Enfin, le ton inapproprié de certains courriels est également établi, notamment un message adressé à la direction des ressources humaines par lequel elle traite son supérieur hiérarchique de gros menteur, ou encore une réponse à un prestataire qui tentait de négocier une indemnité de résiliation anticipée, et qui est rédigée dans les termes suivants : 'Nous sommes scandalisés par votre aplomb et votre arrogance et nous vous recommandons de bien prendre note de notre réponse précisée ci-dessous, car c'est bien la dernière fois que nous prenons de notre temps pour vous écrire. La prochaine entrevue se fera devant les juges et dans un tribunal, car nous souhaitons vous attaquer pour tentative d'escroquerie'.
Compte tenu de l'ensemble de ces éléments, le jugement sera confirmé en ce qu'il a retenu que le licenciement avait une cause réelle et sérieuse.
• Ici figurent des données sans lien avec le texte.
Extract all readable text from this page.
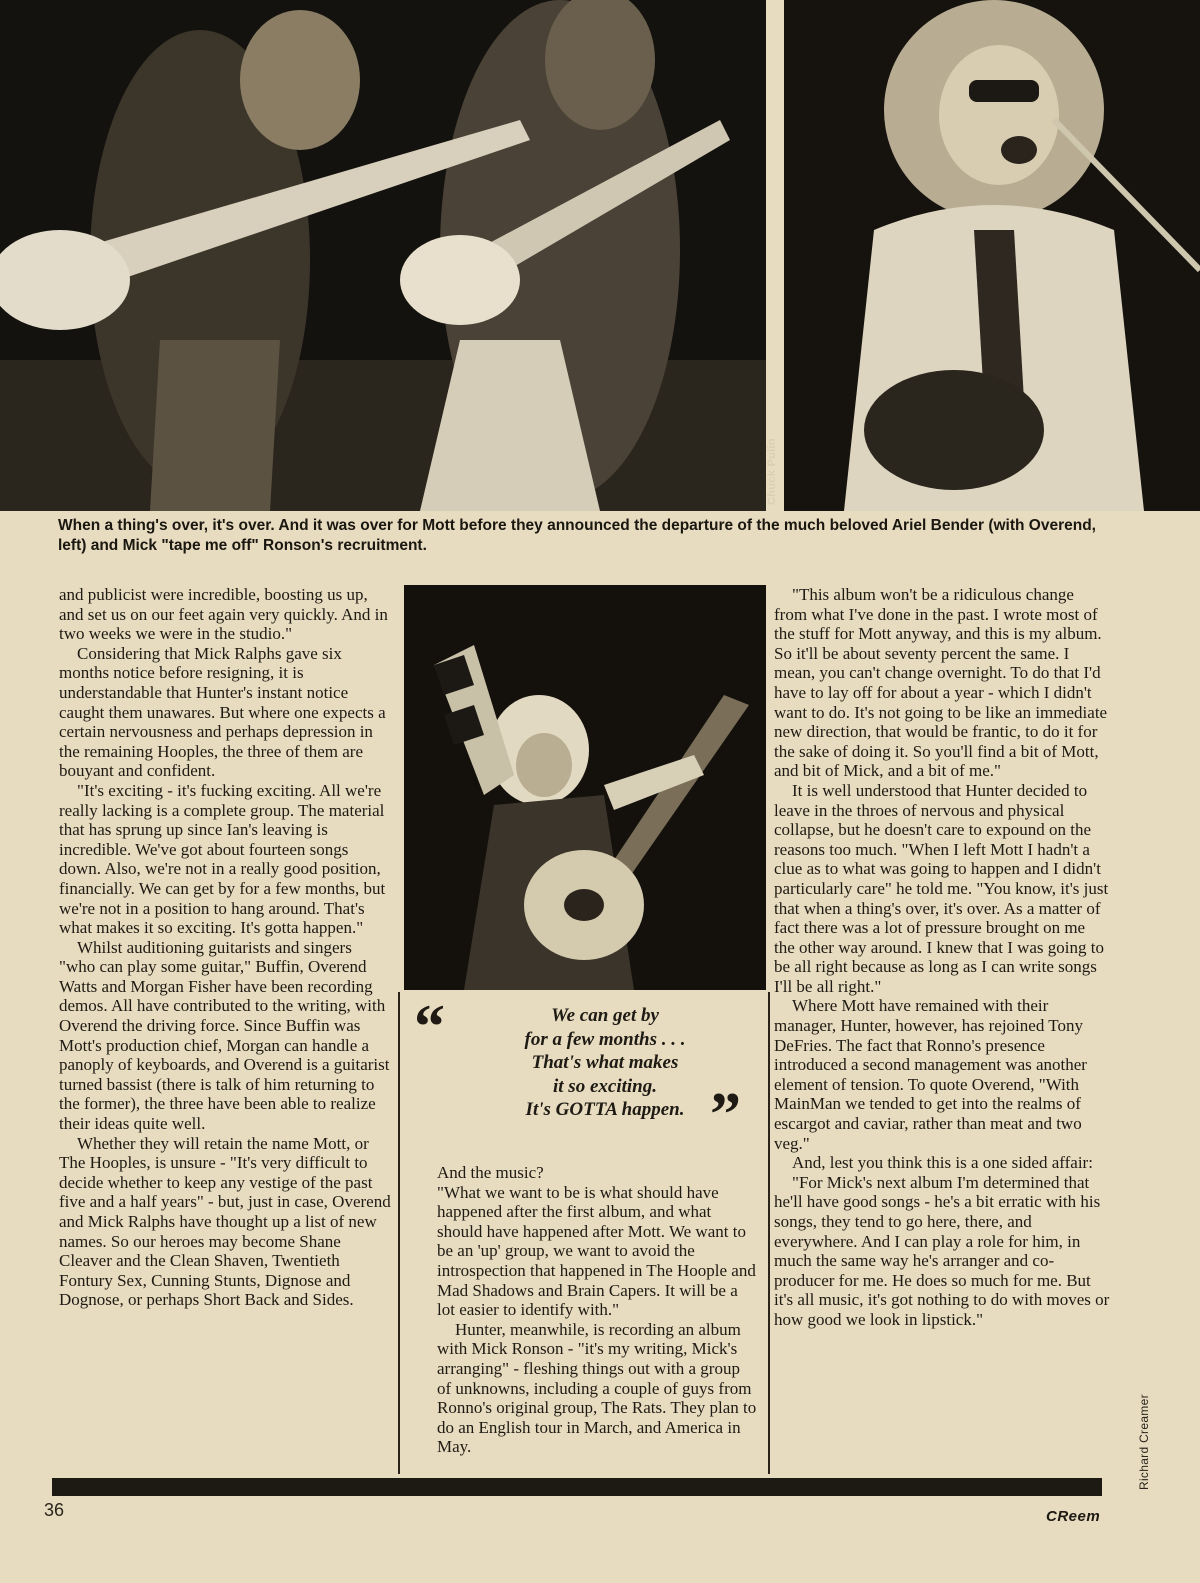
Chuck Pulin
When a thing's over, it's over. And it was over for Mott before they announced the departure of the much beloved Ariel Bender (with Overend, left) and Mick "tape me off" Ronson's recruitment.

and publicist were incredible, boosting us up, and set us on our feet again very quickly. And in two weeks we were in the studio."

Considering that Mick Ralphs gave six months notice before resigning, it is understandable that Hunter's instant notice caught them unawares. But where one expects a certain nervousness and perhaps depression in the remaining Hooples, the three of them are bouyant and confident.

"It's exciting - it's fucking exciting. All we're really lacking is a complete group. The material that has sprung up since Ian's leaving is incredible. We've got about fourteen songs down. Also, we're not in a really good position, financially. We can get by for a few months, but we're not in a position to hang around. That's what makes it so exciting. It's gotta happen."

Whilst auditioning guitarists and singers "who can play some guitar," Buffin, Overend Watts and Morgan Fisher have been recording demos. All have contributed to the writing, with Overend the driving force. Since Buffin was Mott's production chief, Morgan can handle a panoply of keyboards, and Overend is a guitarist turned bassist (there is talk of him returning to the former), the three have been able to realize their ideas quite well.

Whether they will retain the name Mott, or The Hooples, is unsure - "It's very difficult to decide whether to keep any vestige of the past five and a half years" - but, just in case, Overend and Mick Ralphs have thought up a list of new names. So our heroes may become Shane Cleaver and the Clean Shaven, Twentieth Fontury Sex, Cunning Stunts, Dignose and Dognose, or perhaps Short Back and Sides.

“	We can get by
for a few months . . .
That's what makes
it so exciting.
It's GOTTA happen. ”

And the music?

"What we want to be is what should have happened after the first album, and what should have happened after Mott. We want to be an 'up' group, we want to avoid the introspection that happened in The Hoople and Mad Shadows and Brain Capers. It will be a lot easier to identify with."

Hunter, meanwhile, is recording an album with Mick Ronson - "it's my writing, Mick's arranging" - fleshing things out with a group of unknowns, including a couple of guys from Ronno's original group, The Rats. They plan to do an English tour in March, and America in May.

"This album won't be a ridiculous change from what I've done in the past. I wrote most of the stuff for Mott anyway, and this is my album. So it'll be about seventy percent the same. I mean, you can't change overnight. To do that I'd have to lay off for about a year - which I didn't want to do. It's not going to be like an immediate new direction, that would be frantic, to do it for the sake of doing it. So you'll find a bit of Mott, and bit of Mick, and a bit of me."

It is well understood that Hunter decided to leave in the throes of nervous and physical collapse, but he doesn't care to expound on the reasons too much. "When I left Mott I hadn't a clue as to what was going to happen and I didn't particularly care" he told me. "You know, it's just that when a thing's over, it's over. As a matter of fact there was a lot of pressure brought on me the other way around. I knew that I was going to be all right because as long as I can write songs I'll be all right."

Where Mott have remained with their manager, Hunter, however, has rejoined Tony DeFries. The fact that Ronno's presence introduced a second management was another element of tension. To quote Overend, "With MainMan we tended to get into the realms of escargot and caviar, rather than meat and two veg."

And, lest you think this is a one sided affair:

"For Mick's next album I'm determined that he'll have good songs - he's a bit erratic with his songs, they tend to go here, there, and everywhere. And I can play a role for him, in much the same way he's arranger and co-producer for me. He does so much for me. But it's all music, it's got nothing to do with moves or how good we look in lipstick."

Richard Creamer
36	CReem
Les éléments du dossier ne permettent pas de retenir que le licenciement ait eu un caractère vexatoire, le fait que la salariée se soit trouvée en arrêt de travail durant la procédure ne permettant pas de caractériser un comportement fautif de l'employeur, de sorte que le jugement sera également confirmé en ce qu'il a écarté ce chef de demande.
PAR CES MOTIFS
La cour,
Confirme le jugement ;
Vu l'article 700 du code de procédure civile,
Condamne madame [G] à payer à la société Transition Pro Ile de France en cause d'appel la somme de 1.000 euros sur le fondement des dispositions de l'article 700 du code de procédure civile ;
Déboute les parties du surplus de leurs demandes ;
Condamne madame [G] aux dépens de première instance et d'appel.